Earnings season is in full swing, with huge numbers of companies having already given their latest numbers to investors, and Dell is about to release its quarterly earnings report. The key to making smart investment decisions with stocks releasing their quarterly reports is to anticipate how they'll do before they announce results, leaving you fully prepared to respond quickly to whatever inevitable surprises arise.
Dell has attracted huge amounts of attention lately, as a leveraged buyout bid is on the table and shareholders try to assess whether the company could survive the decline in the PC industry if it remains a public company. Let's take an early look at what's been happening with Dell over the past quarter and what we're likely to see in its quarterly report next Tuesday.
Stats on Dell
Analyst EPS Estimate
Change From Year-Ago EPS
Change From Year-Ago Revenue
Earnings Beats in Past 4 Quarters
Source: Yahoo! Finance.
Dude, do you have to buy Dell?
Dell hasn't gotten much love from analysts lately. Although they've only cut their estimates for the current quarter by $0.01 per share over the past three months, they've been more cautious about fiscal 2014 estimates, with declines of nearly $0.10. Because of the proposed takeover, however, the stock has rebounded sharply from its worst levels, rising 45% since mid-November.
The PC business has been slow for a long time, and Dell has been a big victim of the move toward mobile devices. PC shipments are down only slightly, but as a proportion of total computing devices, PCs are losing market share quickly. That has created a great divide between PC-heavy companies Dell and Hewlett-Packard and mobile-oriented Apple , with Apple proclaiming the death of the PC and basking in the glow of demand for tablets and smartphones.

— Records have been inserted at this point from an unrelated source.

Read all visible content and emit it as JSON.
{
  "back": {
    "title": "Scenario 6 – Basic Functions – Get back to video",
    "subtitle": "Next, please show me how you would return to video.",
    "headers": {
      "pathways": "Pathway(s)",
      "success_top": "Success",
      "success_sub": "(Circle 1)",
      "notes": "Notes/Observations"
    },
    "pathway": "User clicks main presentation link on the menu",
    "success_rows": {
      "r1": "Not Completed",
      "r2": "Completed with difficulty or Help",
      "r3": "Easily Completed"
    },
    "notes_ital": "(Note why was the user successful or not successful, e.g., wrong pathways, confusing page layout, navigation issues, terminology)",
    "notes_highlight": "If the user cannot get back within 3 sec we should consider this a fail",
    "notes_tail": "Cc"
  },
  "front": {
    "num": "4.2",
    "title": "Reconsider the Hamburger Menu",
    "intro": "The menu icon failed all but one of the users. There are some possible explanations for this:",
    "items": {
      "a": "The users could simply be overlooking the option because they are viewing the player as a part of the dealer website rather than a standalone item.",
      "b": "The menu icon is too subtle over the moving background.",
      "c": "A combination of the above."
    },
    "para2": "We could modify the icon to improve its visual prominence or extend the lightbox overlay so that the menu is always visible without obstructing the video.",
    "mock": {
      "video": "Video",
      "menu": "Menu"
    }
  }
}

In the past couple of weeks, though, Dell's future business prospects have gotten lost in the noise of the proposed going-private deal led by founder Michael Dell and private-equity company Silver Lake Partners. The deal includes debt financing from Microsoft , which obviously has a stake in ensuring that PC sales continue as long as possible.
Opposition to the deal has arisen from several corners, with investors starting to wonder if the deal doesn't reflect Dell's full value. Moreover, Dell bondholders face a much more highly leveraged entity after the buyout, increasing the risk level of their investment.
This quarter's report will be interesting because paradoxically, those who support a buyout should root for bad results. If the company performs well, it will only bolster the opposition's case that Silver Lake is trying to take advantage of a short-term decline in the stock to grab the company at a bargain. If it does badly, though, shareholders may well grasp at the opportunity to get out while the getting's good.